Which animal would use Facebook most, if it could?

My poll in class last week was a popular one – a fact that I couldn’t properly enjoy, since Charlie came up with it for me in a fit of brain-dead incapacity. Charlie’s Facebook question elicited chirps of excitement, compliments and even a few drawings on the response sheets. Here are the results, ranked by favour among the students:

  • Chimpanzees: So they have opposable thumbs, and can “use the spacebar” (is this actually important in Facebook?). A number of students gave bonobos special mention, since they would probably want to keep track of all their casual sexual relationships.
  • Dolphins: Highly intelligent, social, and they might also be interested in monitoring multiple sexual conquests. Dolphins and migratory whales could use Facebook to keep in touch while roaming widely over the oceans – the long-distance relationships of the animal kingdom. For some reason, students in different tutorial groups who chose dolphins were inspired to draw them for me as well. Coincidence?
  • Parrots and other birds: Especially in species that have high levels of extra-pair paternity, birds could use Facebook as a form of mate-guarding to keep tabs on their social partner1,2. There are other reasons to think that songbirds might easily make the transition to internet gossip. Female black-capped chickadees, for instance, eavesdrop on the outcome of song contests between rival males, and use this information when deciding on a mate3.
  • Eusocial animals: Like ants or naked mole rats (the only known eusocial mammal). A couple of students also mentioned highly social meerkats, since living in groups of 10-40 individuals would require them to keep track of a lot of social information.
  • Other yappy follower-types: hyenas, seals, lemmings, and Yorkshire terriers all got a mention.
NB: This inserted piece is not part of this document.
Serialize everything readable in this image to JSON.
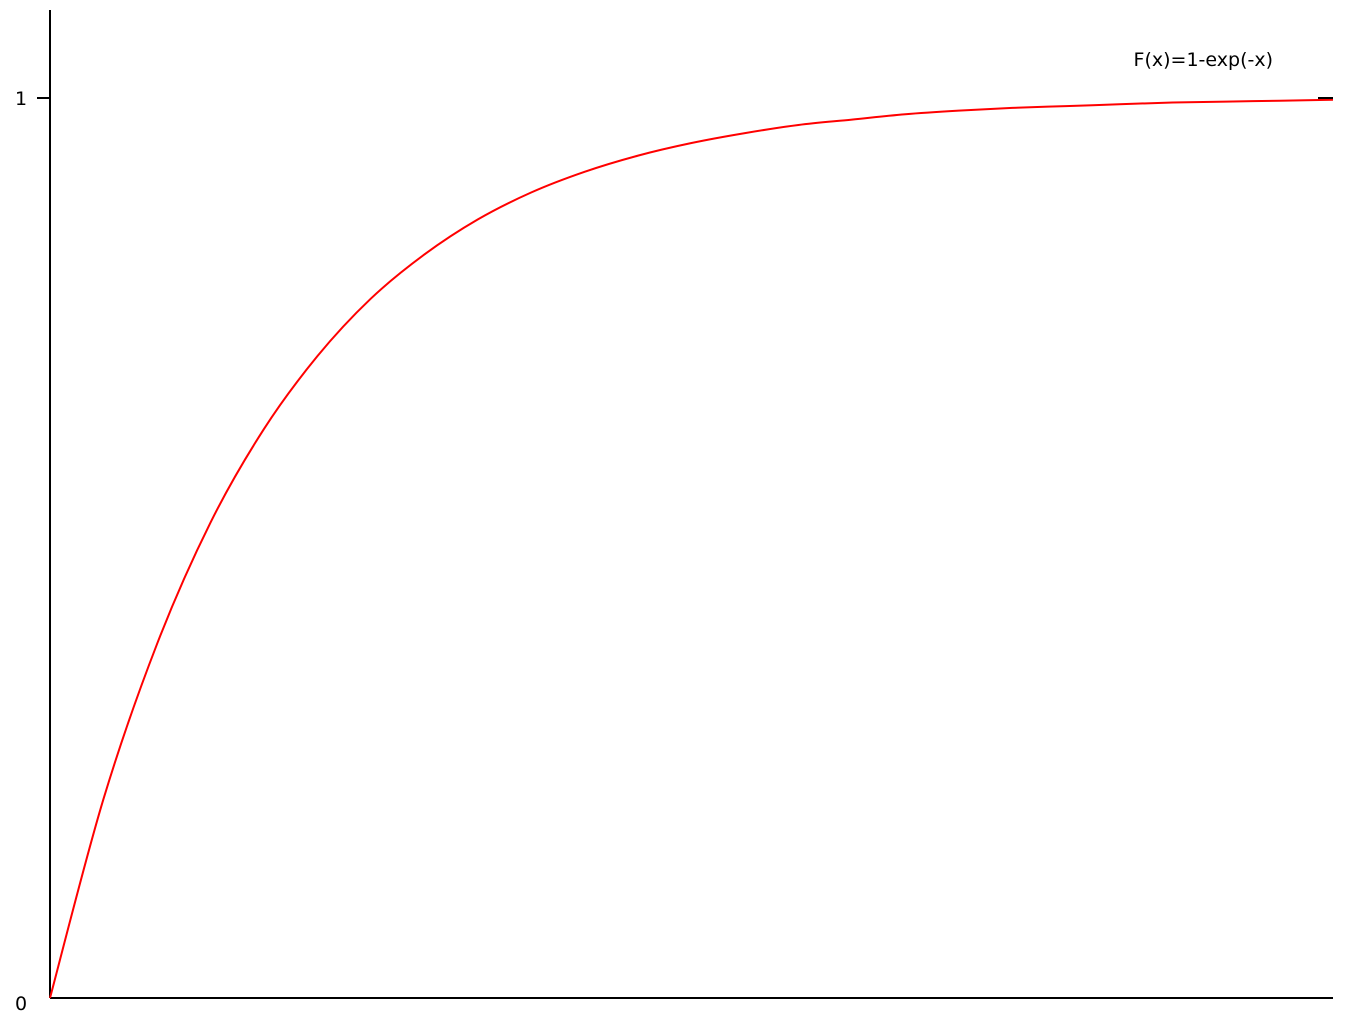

Charlie and I discussed it over dinner at the Iron Duke. My first thought went to ants, for their extreme group lifestyle. The problem is that ants don’t really care about what other ants do or think about each other. Insect sociality is all about the greater good: worker ants toil away for the colony despite having no hope of reproducing on their own. Ok, so maybe the internet isn’t conducive to real reproduction either, but ants just don’t have the ego required. Plus, as one clever student pointed out, a colony of eusocial animals are all very close genetic relatives of one another – and she tends to block family members from Facebook.

Charlie mentioned peacocks for spending so much time on courtship and preening, but I rejected that one too.